# All ports open?



## Endure (Aug 31, 2011)

I recently got a new business plan for my internet, and had a new modem hooked up for myself. Its the Cisco DPC3825, and does not have wireless (not a problem, don't use it anyways). I've also got a static IP, if that would change anything.

I wanted to open some ports on it so I could begin hosting some servers (FTP, Minecraft) but I could not get to the configuration page for it, so I phoned in and was told that it was disabled, and that it is "bridged", and was told that _all my ports are open_ (as far as I understood) and none are blocked by my isp. I fired up my minecraft server, and it worked even though I hadn't forwarded any ports, same for my FTP server.

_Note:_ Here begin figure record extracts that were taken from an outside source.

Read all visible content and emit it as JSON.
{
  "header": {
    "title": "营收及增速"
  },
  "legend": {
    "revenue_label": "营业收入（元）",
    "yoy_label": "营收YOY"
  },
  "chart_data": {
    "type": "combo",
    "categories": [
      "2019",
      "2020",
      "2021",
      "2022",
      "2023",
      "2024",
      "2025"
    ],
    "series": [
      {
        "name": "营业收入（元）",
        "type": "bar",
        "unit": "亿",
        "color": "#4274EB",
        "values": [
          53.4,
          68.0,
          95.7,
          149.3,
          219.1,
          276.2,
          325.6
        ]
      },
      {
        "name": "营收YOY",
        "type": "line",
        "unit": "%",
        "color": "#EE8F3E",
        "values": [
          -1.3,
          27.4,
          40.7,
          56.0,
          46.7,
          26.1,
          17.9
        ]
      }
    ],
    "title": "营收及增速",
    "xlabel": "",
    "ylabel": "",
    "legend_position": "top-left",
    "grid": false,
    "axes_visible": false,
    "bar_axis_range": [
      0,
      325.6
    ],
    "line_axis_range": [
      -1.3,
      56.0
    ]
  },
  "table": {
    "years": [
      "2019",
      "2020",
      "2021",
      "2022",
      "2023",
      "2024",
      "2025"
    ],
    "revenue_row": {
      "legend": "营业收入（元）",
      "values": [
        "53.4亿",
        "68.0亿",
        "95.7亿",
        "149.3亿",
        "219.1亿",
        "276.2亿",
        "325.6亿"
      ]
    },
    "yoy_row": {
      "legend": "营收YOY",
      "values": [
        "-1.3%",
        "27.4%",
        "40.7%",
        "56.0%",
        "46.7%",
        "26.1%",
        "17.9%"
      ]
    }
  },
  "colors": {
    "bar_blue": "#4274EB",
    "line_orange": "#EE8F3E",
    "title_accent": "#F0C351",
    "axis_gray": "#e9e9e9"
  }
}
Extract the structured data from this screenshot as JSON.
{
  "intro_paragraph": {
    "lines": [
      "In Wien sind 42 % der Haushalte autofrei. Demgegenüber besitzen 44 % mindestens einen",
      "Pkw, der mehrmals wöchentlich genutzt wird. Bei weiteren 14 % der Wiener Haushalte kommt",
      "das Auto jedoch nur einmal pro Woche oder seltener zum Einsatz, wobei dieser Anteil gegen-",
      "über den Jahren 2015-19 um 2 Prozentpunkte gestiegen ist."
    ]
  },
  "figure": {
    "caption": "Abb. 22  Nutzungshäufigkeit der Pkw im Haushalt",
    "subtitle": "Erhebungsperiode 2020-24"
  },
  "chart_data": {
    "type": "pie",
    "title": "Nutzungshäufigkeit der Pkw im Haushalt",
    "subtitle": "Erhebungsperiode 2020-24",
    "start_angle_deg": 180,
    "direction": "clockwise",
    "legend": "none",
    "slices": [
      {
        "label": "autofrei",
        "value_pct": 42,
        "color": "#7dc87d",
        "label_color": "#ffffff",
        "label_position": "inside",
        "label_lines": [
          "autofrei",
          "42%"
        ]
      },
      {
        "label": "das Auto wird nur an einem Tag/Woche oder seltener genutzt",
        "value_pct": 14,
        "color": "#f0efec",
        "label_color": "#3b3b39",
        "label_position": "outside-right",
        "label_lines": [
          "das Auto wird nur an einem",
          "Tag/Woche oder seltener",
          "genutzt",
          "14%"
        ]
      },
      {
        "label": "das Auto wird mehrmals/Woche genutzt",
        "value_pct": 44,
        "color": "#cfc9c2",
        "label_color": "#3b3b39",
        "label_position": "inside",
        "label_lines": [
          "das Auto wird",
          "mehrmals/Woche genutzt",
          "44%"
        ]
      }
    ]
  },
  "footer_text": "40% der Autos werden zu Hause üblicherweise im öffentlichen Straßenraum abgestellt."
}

I don't know if it has a firewall, can't change any of the settings on it, and all the ports are apparently open, doesn't seem all that secure to me. What do you recommend I do? I also don't understand what this bridged mode is, despite reading several descriptions of it. Thanks, any help is appreciated. :smile:


----------



## Phou (May 26, 2011)

You just need to buy a wireless router, should provide you with the firewall and access to Internet if you have more than 1 devices.

Connecting directly to the modem leave your computer open. It's not a good idea.


----------



## Endure (Aug 31, 2011)

And from there I'll be able to portforward and such?


----------



## Phou (May 26, 2011)

Yes, you would need to port forward now because you are behind that firewall.


----------



## Endure (Aug 31, 2011)

Alright, thank you for the help! Going to go pick up a router. :wave:


----------